Three heavy sessions a month sounds like a lot to me (in terms of long-term health), but it may not be a problem. It might become a problem once you have a baby, though, it's a lot harder to parent hungover. You may find you can't support your partner well enough while still binge drinking that often.
 
If you think you might have a problem and other people are saying you have a problem you probably do.
 
I have been a fan of drinking for a long time because I like to enjoy life and howl at the moon sometimes, but lately my wife has been telling me that I drink too much. People throw around the word alcoholic like they understand the complex nature of the brain and how neurotransmitters work on dopamine receptors in the brain, but I'm trying to actually understand if I have a real problem. I'm looking at the criteria in the DSM 5 for what they call Alcohol Use Disorder and I have a few disagreements and questions. These are the question psychologists ask to diagnose somebody who has a drinking problem:

DSM 5 Alcohol Use Disorder


1. Had times when you ended up drinking more, or longer, than you intended?

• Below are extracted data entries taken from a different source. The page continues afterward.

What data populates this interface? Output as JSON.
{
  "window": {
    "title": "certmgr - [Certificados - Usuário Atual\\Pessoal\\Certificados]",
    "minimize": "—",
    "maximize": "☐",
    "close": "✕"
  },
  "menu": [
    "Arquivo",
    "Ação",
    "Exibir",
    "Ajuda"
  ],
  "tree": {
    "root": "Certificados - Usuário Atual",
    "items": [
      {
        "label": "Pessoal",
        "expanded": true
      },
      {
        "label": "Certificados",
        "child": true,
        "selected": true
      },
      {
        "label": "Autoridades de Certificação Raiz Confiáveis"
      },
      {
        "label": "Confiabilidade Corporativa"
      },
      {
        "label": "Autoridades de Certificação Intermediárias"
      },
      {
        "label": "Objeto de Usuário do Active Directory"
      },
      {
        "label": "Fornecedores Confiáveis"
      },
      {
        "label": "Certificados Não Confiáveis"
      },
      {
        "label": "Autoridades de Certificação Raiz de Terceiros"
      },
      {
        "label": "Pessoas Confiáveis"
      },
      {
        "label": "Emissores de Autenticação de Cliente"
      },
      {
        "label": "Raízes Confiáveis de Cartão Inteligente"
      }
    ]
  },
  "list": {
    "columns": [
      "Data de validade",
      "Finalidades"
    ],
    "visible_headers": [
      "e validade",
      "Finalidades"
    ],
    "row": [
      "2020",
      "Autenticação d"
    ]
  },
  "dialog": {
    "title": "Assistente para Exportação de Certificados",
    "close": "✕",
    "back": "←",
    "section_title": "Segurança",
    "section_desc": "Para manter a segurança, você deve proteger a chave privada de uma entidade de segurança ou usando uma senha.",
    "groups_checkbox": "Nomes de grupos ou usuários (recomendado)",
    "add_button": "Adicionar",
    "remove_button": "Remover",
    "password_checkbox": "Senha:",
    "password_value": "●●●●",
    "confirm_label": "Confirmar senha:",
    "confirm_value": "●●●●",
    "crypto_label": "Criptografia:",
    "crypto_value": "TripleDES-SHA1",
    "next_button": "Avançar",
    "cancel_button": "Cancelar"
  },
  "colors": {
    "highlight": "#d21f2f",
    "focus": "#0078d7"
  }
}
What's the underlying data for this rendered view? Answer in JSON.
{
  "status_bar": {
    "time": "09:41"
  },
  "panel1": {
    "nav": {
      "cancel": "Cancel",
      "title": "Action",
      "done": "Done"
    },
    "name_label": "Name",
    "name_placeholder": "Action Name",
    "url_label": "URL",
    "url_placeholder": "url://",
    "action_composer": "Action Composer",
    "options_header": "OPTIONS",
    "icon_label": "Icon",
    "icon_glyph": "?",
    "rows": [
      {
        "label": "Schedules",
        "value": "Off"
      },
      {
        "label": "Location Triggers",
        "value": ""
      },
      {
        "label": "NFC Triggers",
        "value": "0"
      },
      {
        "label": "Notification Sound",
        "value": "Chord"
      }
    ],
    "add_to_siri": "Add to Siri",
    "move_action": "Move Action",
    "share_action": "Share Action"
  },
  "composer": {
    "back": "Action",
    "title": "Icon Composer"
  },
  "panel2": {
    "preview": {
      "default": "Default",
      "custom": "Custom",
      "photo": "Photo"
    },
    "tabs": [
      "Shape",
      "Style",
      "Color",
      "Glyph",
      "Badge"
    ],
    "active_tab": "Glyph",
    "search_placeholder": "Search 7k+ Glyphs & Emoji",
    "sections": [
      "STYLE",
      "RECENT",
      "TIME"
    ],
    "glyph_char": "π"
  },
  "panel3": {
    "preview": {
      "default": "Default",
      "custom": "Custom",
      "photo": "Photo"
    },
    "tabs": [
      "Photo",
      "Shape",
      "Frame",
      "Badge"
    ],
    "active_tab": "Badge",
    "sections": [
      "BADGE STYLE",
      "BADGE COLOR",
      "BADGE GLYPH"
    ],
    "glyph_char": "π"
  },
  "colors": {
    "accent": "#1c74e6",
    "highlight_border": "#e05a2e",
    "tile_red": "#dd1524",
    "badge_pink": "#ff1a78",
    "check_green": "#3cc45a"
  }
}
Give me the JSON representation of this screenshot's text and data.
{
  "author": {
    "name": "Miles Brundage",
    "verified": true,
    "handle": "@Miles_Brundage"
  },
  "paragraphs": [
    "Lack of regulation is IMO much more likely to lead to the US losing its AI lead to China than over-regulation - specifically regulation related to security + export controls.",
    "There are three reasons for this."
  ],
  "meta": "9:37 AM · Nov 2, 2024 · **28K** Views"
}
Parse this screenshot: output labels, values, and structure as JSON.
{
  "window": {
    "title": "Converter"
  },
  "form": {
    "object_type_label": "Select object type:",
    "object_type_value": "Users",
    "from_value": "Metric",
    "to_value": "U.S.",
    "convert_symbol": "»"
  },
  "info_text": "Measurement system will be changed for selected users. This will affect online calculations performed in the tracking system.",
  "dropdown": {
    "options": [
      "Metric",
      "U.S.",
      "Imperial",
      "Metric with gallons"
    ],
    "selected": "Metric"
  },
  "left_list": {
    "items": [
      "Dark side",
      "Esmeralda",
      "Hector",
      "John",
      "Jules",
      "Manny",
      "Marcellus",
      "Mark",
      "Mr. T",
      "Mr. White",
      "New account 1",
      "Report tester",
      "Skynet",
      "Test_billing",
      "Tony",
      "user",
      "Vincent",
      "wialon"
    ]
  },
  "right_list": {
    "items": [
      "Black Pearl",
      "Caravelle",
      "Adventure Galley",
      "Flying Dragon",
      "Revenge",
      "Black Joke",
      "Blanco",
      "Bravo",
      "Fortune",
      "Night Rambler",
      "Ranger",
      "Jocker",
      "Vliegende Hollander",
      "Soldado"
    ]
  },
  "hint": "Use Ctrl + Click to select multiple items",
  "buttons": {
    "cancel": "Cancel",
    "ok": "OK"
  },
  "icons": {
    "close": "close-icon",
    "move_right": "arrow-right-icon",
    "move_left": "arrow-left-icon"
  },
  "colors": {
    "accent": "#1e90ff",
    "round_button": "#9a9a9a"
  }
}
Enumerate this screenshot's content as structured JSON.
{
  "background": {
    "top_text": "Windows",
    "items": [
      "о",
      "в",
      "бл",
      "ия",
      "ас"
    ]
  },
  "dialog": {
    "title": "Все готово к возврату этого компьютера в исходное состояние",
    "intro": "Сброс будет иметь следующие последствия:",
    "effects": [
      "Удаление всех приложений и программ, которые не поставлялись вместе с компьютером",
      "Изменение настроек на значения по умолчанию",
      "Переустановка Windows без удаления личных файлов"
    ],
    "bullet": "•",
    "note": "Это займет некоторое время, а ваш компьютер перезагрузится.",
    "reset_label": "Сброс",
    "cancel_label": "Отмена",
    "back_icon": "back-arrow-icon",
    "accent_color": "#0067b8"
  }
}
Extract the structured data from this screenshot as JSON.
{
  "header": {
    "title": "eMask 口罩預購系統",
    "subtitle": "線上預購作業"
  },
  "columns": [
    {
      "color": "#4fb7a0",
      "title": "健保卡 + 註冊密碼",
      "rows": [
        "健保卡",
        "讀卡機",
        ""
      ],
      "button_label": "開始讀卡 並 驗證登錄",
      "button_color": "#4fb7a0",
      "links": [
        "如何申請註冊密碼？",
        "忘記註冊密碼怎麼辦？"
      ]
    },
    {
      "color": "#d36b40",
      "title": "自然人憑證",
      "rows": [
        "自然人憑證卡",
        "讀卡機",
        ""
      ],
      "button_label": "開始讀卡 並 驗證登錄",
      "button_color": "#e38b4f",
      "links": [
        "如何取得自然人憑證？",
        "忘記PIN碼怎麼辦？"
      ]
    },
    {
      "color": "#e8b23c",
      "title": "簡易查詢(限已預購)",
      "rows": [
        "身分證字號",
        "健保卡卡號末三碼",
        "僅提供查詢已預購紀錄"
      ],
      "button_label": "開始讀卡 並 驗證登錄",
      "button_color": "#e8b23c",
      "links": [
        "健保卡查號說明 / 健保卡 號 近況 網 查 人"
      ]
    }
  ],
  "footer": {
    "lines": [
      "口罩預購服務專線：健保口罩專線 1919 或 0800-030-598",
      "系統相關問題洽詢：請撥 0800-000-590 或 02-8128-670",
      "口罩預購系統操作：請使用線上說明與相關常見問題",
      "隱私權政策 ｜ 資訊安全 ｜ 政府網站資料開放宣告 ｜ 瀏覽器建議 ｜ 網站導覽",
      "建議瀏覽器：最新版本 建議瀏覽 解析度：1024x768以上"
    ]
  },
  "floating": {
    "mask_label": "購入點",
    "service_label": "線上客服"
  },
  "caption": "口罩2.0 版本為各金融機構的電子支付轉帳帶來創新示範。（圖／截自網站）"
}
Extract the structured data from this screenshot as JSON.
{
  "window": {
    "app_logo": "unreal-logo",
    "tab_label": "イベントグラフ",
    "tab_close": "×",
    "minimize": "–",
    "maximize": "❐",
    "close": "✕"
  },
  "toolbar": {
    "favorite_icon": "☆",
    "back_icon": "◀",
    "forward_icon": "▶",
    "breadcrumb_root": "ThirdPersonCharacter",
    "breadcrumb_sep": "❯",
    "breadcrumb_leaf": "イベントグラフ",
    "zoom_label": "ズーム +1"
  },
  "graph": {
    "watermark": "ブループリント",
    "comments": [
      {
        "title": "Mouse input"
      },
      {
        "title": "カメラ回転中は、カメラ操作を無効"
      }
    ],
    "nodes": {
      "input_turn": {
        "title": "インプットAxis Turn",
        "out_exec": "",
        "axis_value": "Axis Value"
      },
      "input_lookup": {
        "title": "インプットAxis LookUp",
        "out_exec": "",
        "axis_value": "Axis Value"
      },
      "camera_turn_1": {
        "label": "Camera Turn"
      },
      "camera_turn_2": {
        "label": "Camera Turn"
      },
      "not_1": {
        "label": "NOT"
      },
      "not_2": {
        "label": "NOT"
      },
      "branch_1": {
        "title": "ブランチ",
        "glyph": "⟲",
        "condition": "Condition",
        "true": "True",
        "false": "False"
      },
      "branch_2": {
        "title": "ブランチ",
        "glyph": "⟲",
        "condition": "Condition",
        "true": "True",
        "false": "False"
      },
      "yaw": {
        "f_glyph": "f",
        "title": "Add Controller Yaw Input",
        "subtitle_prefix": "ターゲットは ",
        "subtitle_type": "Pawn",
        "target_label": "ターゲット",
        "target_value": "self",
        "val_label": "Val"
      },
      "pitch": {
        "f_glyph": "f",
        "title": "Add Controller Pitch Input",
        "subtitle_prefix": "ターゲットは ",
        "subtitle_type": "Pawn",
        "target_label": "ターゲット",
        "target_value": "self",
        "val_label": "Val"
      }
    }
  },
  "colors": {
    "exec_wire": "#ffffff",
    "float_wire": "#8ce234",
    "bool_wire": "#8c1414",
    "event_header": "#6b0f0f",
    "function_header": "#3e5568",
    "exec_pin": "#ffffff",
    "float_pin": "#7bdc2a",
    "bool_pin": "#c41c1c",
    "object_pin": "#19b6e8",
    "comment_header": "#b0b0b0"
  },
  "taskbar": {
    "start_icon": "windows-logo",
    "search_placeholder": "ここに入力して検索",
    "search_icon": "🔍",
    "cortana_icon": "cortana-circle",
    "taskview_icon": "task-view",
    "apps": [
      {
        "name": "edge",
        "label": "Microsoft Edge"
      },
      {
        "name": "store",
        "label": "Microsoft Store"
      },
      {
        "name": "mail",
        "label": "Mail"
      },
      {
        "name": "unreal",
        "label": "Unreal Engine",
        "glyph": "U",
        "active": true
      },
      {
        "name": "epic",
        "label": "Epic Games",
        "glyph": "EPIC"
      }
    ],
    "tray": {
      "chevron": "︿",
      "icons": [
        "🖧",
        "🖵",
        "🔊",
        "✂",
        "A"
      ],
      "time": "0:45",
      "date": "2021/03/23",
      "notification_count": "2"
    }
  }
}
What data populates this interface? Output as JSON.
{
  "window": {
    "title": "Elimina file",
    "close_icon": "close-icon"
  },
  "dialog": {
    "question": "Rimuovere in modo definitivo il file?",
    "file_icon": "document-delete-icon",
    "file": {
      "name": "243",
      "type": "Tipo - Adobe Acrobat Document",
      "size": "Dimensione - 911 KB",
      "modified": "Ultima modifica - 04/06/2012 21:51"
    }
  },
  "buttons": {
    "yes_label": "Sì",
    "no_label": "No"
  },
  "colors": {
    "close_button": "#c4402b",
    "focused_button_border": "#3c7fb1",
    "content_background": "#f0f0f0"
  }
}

Who actually plans out ahead of time before you get to a party exactly how much you are going to drink, or how long you will stay? And even if you do that, should it not be allowed to have a few more drinks if it is a good party and with fun people?



2. More than once wanted to cut down or stop drinking, or tried to, but couldn’t?

Everybody knows that drinking is not good for you, except for maybe one glass of wine or beer per day to help relax. Drinking water is good for you, but if you drink too much it will kill you. If you drink water or alcohol in moderation, then maybe you will be ok.


3. Spent a lot of time drinking? Or being sick or getting over other aftereffects?

This is two different questions. How much is a lot of time? If you're drunk every day or every other day then yeah it's probably a problem. But who gets to decide how often you should drink? If you are young and in shape and your liver can process the alcohol then maybe you are fine to drink as much as you want?



4. Wanted a drink so badly you couldn’t think of anything else?
**This is new to DSM–5**

Yeah it's probably bad if you can't think of anything else besides wanting a drink, unless somebody you love just died or you are going through serious trauma like a divorce or something. Having a drink and contemplating the meaning of life or having a serious soul searching session is maybe better than hurting other people or yourself.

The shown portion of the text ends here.